On the face of it, many may welcome the replacement of Hefce: vice-chancellors may be particularly glad see the end of its red tape, edicts and complex funding formulas. I vividly recall one vice-chancellor complaining about the time that had to be set aside each day to deal with emails or directives from Hefce, which he likened to some Orwellian department.
But at the same time, it has arguably been the glue holding the sector together, especially during the turbulence of recent years.
And the trouble is that the system on the cards to replace Hefce – a market regulator (the OfS) overseeing a multi-layered fees system underpinned by yet another centrally controlled bureaucratic assessment system, the teaching excellence framework – is not exactly simple. In addition, it looks as though many of Hefce’s functions would become the remit of civil servants in Whitehall rather than a body making decisions at arm’s length from ministers. So are we potentially left with something even more Orwellian?
If so, it would be a very odd position to end up in, especially since the very essence of introducing a market is to simplify the rules of the game so that individuals, in this case students, determine the outcome. Of course markets – especially those, like education, that many would argue are not markets in the traditional sense at all – need regulation, but this seems a messy way to create one.

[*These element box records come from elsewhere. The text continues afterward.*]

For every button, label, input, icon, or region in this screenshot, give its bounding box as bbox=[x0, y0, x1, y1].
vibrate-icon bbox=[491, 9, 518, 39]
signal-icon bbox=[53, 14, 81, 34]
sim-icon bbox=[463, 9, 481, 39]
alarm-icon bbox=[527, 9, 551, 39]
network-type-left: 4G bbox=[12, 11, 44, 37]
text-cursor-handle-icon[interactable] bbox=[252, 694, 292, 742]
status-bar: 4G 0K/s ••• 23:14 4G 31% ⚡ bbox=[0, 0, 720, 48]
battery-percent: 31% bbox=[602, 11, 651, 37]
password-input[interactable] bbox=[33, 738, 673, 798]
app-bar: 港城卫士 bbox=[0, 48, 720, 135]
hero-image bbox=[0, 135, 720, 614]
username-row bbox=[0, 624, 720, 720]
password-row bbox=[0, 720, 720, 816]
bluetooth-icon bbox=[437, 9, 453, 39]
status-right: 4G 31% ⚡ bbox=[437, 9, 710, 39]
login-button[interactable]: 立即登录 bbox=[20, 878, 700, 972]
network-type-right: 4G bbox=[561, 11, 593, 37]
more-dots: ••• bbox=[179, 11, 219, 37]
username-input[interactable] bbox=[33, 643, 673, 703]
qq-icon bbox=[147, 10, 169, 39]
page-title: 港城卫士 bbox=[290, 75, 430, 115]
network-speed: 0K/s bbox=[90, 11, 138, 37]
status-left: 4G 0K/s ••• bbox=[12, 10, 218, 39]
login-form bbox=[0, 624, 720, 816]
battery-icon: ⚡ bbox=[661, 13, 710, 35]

Ironically, if truly variable fees are your aim, then a simpler and more intuitive model was suggested five years ago by the Browne Review. Perhaps what the Green Paper is attempting to do is finally implement that idea – after all, Browne did recommend one all-seeing regulator to ensure that the student interest was served, with fees let loose. But there has to be a better way to go about it than introducing a more complex, centrally controlled and metrics-based behemoth than was ever conceived by the direct grants system ushered in by the redbricks.